The gun Hinckley used was a Röhm RG-14 revolver. It fit neatly into his jacket pocket. In the decades since that day, I have lived with a fear of guns, especially concealed guns. Now that fear has expanded to assassins in tactical gear with AR-15s storming grocery stores, schools, churches, theaters — anyplace, really — and mowing down scores of people in minutes. It is no comfort that my fear is shared by so many Americans. In fact, that adds another dimension. We are, increasingly, a country gripped by fear: It weakens us, gnaws at our confidence, makes us more vulnerable than resolute.
When the Supreme Court ruled recently that Americans have a right to carry a concealed handgun in public, something froze in me. It won't just be the sketchy-looking guy with a backpack who sets off alarm bells, or the person wearing a big jacket on a blazing hot day. It might also be the nondescript person who barely gets noticed, who suddenly reaches into his pocket for a gun. Someone like John Hinckley, who blended in until he didn't.
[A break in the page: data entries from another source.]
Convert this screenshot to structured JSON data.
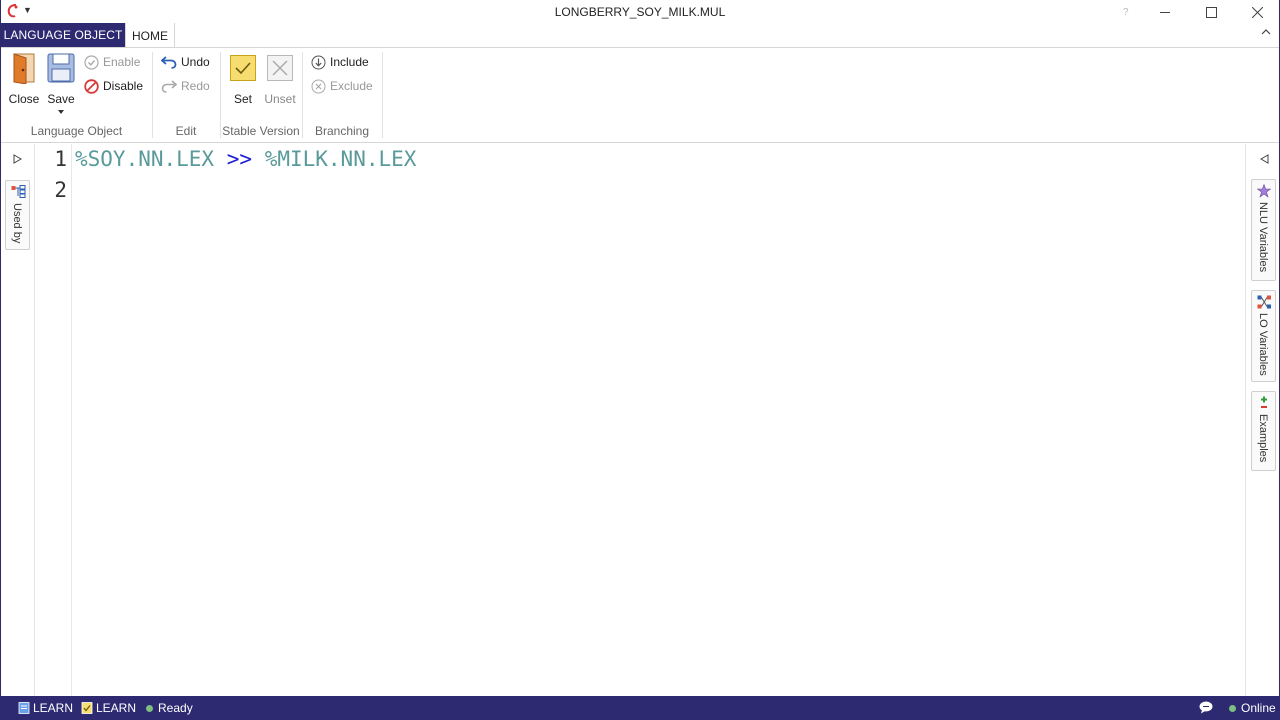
{
  "window": {
    "title": "LONGBERRY_SOY_MILK.MUL",
    "help_glyph": "?"
  },
  "tabs": [
    {
      "label": "LANGUAGE OBJECT",
      "active": false
    },
    {
      "label": "HOME",
      "active": true
    }
  ],
  "ribbon": {
    "groups": {
      "language_object": "Language Object",
      "edit": "Edit",
      "stable_version": "Stable Version",
      "branching": "Branching"
    },
    "buttons": {
      "close": "Close",
      "save": "Save",
      "enable": "Enable",
      "disable": "Disable",
      "undo": "Undo",
      "redo": "Redo",
      "set": "Set",
      "unset": "Unset",
      "include": "Include",
      "exclude": "Exclude"
    }
  },
  "left_panel": {
    "tabs": [
      {
        "label": "Used by",
        "icon": "hierarchy-icon"
      }
    ]
  },
  "right_panel": {
    "tabs": [
      {
        "label": "NLU Variables",
        "icon": "gear-star-icon"
      },
      {
        "label": "LO Variables",
        "icon": "network-icon"
      },
      {
        "label": "Examples",
        "icon": "plus-minus-icon"
      }
    ]
  },
  "editor": {
    "line_numbers": [
      "1",
      "2"
    ],
    "lines": [
      {
        "tokens": [
          "%SOY.NN.LEX",
          " ",
          ">>",
          " ",
          "%MILK.NN.LEX"
        ]
      },
      {
        "tokens": []
      }
    ]
  },
  "statusbar": {
    "learn_1": "LEARN",
    "learn_2": "LEARN",
    "ready": "Ready",
    "online": "Online"
  },
  "colors": {
    "brand": "#2e2a72",
    "variable_token": "#5a9a9a",
    "operator_token": "#1f1fd0",
    "online_dot": "#7fbf7f"
  }
}
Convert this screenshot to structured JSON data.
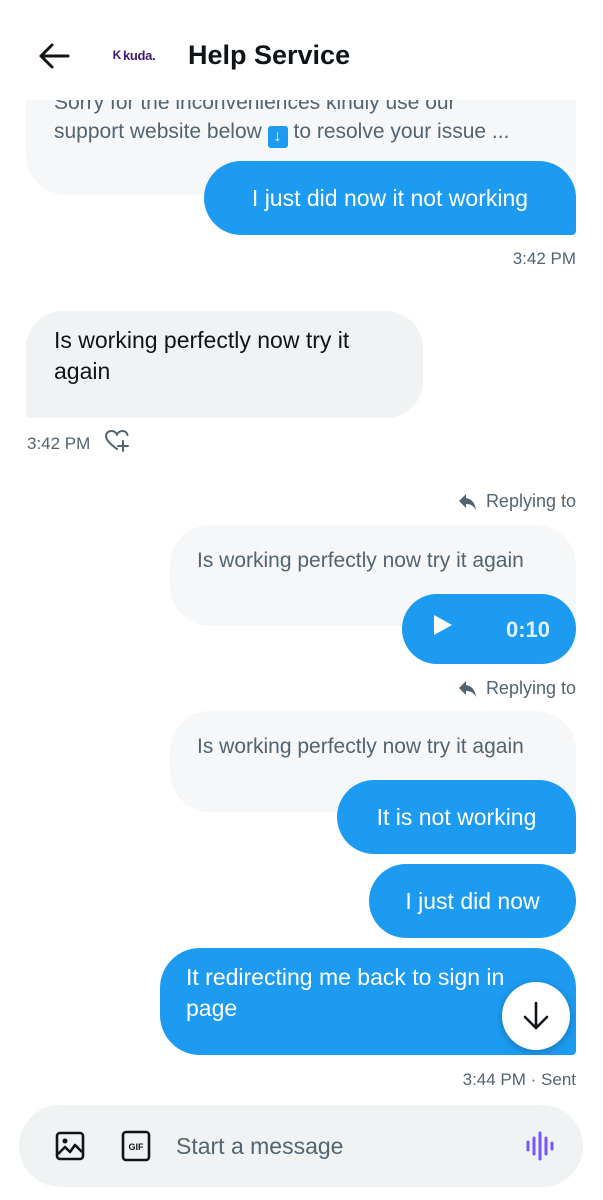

Years ago, someone quoted to me a statement they attributed — probably apocryphally — to Nicolae Ceaușescu, the dictator who ruled Romania from 1965 to 1989. The quote was, "You can do whatever you want if you keep the people frightened enough." There are people in America who know this and are counting on it. And to have a country in which everyone is scared of who might be legally carrying a gun as they walk through their daily lives means we have a weakened country in which anything is possible. Fear is a breeding ground for autocracy, and history shows us that every democracy that has crumbled did so in an atmosphere of fear.
But fear is not one-dimensional. There is a healthy version in which we learn caution; we learn what to stay away from.
It was my father who taught me to have a healthy fear of guns. I grew up in the 1950s, when television staples were Westerns like "Gunsmoke" and "The Life and Legend of Wyatt Earp." The men had guns, someone was always getting shot, and they would clutch their wounds and keep on fighting. My father was determined to educate me about certain realities compared to what we were watching. Every time, he would say things like: If that man were really shot in the shoulder at that range, half his arm would be blown off. Or: He was just shot in the thigh. He would not be limping along. He'd be bleeding out. I learned about the femoral artery at a ridiculously young age.